El actor y director que alcanzó la fama gracias a su recordada incursión en el spaghetti western, ha vinculado por entero su trayectoria a este género.
A lo largo de la historia del séptimo arte, Hollywood ha logrado encontrar en cada época a una serie de intérpretes que se han erigido en referentes del wéstern. De este modo, durante la época muda, dos actores compitieron por el trono dentro del género tratando de imponer sus propios estilos: Por un lado, el actor Tom Mix se erigió en la primera gran estrella del wéstern gracias a una serie de personajes heróicos y valientes que defendían la justicia y que ganaron relevancia gracias a las impresionantes acrobacias a caballo y al despliegue físico que el actor fue capaz de realizar en películas como ‘El desafío de Single Park’(E. A. Martin, 1917) o ‘El asalto al tren expreso’ (Lewis Seiler, 1926). Por otra parte, Harry Carey se especializó en papeles más oscuros y contenidos, dando vida a personajes de moral cuestionable que en el último instante deciden hacer lo correcto, siendo un precursor del concepto de antihéroe. En el momento álgido de su fama, el actor inició una fructífera colaboración con un joven director que pocas décadas más tarde cambiaría para siempre el género: John Ford.
Así pues, tras el final de la época muda, fue el propio Ford el que lanzó al estrellato a John Wayne gracias a su papel en ‘La diligencia’ (John Ford, 1939). Posiblemente Wayne haya sido la estrella más famosa que el wéstern haya dado jamás, brillando en películas como ‘Río Rojo’ (Howard Hawks y Arthur Rosson, 1948), ‘Centauros del desierto’ (John Ford, 1956), ‘Río Bravo’ (Howard Hawks, 1959), o ‘El hombre que mató a Liberty Valance’ (1962). El actor se especializó en personajes duros y seguros de sí mismos, y tras toda una vida entregada al género, finalmente pudo alzarse con el Oscar en la categoría de Mejor actor principal gracias a su papel en ‘Valor de ley’ (Henry Hathway, 1969).
Al mismo tiempo que figuras como Wayne vivían sus últimos años de carrera, el spaghetti western explotó en Europa y nació una nueva forma de enfocar el género que atrajo consigo a una nueva hornada de icónicos intérpretes. Entre ellos destacaron Franco Nero, famoso por películas como ‘Django’ (Sergio Corbucci, 1966) o ‘Salario para matar’ (Sergio Corbucci, 1968); o el divertido dúo integrado por Terence Hill y Bud Spencer que ganó notoriedad gracias a películas como ‘Le llamaban Trinidad’ (Enzo Barboni, 1970). No obstante, si una figura emergió con más fuerza que ningún otro actor dentro de los estándares del spaghetti western ese fue Clint Eastwood, quien tras un inició errático de su carrera cinematográfica se instaló en Europa durante la década de los 60 para rodar junto al realizador italiano Sergio Leone la famosa ‘trilogía del dólar’, compuesta por ‘Por un puñado de dólares’ (1964), ‘La muerte tenía un precio’ (1965), y ‘El bueno, el feo y el malo’ (1966).

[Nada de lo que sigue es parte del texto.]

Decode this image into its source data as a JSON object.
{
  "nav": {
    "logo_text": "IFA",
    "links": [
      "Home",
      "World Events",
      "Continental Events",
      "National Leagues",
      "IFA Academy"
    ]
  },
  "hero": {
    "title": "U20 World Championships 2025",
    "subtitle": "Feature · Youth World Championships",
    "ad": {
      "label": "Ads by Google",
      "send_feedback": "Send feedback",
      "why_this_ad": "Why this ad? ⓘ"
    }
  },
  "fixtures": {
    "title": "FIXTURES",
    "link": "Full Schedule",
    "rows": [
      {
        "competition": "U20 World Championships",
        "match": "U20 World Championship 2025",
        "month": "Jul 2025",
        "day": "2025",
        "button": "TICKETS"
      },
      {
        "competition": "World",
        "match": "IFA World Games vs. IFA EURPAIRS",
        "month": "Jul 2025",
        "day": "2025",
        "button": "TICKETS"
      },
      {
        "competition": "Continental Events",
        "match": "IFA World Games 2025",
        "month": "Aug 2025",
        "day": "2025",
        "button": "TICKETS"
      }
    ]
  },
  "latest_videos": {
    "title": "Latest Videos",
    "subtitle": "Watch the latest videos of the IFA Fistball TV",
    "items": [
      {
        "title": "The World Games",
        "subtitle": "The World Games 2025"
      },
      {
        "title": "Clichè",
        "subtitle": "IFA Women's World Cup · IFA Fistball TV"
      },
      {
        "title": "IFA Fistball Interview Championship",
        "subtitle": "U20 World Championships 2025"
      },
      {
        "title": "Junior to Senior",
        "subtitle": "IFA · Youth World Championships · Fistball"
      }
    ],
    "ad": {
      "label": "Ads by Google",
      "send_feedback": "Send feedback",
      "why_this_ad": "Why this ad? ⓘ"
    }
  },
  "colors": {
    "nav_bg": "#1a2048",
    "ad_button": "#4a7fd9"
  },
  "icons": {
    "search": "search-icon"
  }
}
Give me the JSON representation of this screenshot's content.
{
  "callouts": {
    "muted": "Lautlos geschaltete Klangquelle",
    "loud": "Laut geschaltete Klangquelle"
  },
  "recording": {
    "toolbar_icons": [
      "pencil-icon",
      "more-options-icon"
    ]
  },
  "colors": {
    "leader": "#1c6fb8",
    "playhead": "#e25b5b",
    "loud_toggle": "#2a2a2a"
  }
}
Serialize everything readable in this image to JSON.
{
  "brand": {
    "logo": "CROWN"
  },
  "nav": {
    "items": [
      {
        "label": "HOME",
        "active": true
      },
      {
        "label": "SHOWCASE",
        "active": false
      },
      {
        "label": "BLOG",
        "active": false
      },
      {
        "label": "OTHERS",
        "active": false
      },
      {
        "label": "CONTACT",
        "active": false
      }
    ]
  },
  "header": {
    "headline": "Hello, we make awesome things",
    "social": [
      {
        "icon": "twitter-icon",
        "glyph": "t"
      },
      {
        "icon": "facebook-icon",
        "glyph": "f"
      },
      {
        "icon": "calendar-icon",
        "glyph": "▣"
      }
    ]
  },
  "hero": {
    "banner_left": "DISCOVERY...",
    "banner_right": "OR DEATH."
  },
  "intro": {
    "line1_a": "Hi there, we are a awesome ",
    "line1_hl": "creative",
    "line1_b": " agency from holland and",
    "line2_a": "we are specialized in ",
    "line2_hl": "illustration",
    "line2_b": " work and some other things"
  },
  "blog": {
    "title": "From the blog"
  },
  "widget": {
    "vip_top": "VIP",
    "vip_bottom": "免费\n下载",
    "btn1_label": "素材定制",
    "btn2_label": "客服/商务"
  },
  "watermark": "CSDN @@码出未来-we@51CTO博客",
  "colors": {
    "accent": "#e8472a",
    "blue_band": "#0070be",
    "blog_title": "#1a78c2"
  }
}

Clint Eastwood, sobre Estados Unidos: «No es como Europa»
Tras su irrupción en el género, Clint Eastwood consiguió convertirse en uno de los actores de wéstern más legendarios de la historia del séptimo arte gracias a otra serie de exitosos filmes, algunos de ellos dirigidos por él mismo, entre los que destacan ‘La leyenda de la ciudad sin nombre’ (Joshua Logan, 1969), ‘Infierno de cobardes’ (Clint Eastwood, 1973), ‘El jinete pálido’ (Clint Eastwood, 1985), o ‘Sin perdón’ (Clint Eastwood, 1992), cinta esta última por la que ganó el premio Oscar en la categoría de Mejor director. La influencia de Eastwood en el wéstern es incalculable, y el actor y director se ha establecido como una de las figuras más legendarias de su historia, explicando el vínculo que le une a este género en concreto:“Me siento muy cercano al western. Sinceramente, Estados Unidos no es como Europa. Aquí no hay muchas formas de arte originales. La mayoría derivan de formas de arte europeas. Aparte del western, el jazz o el blues, eso es todo lo que es realmente original”.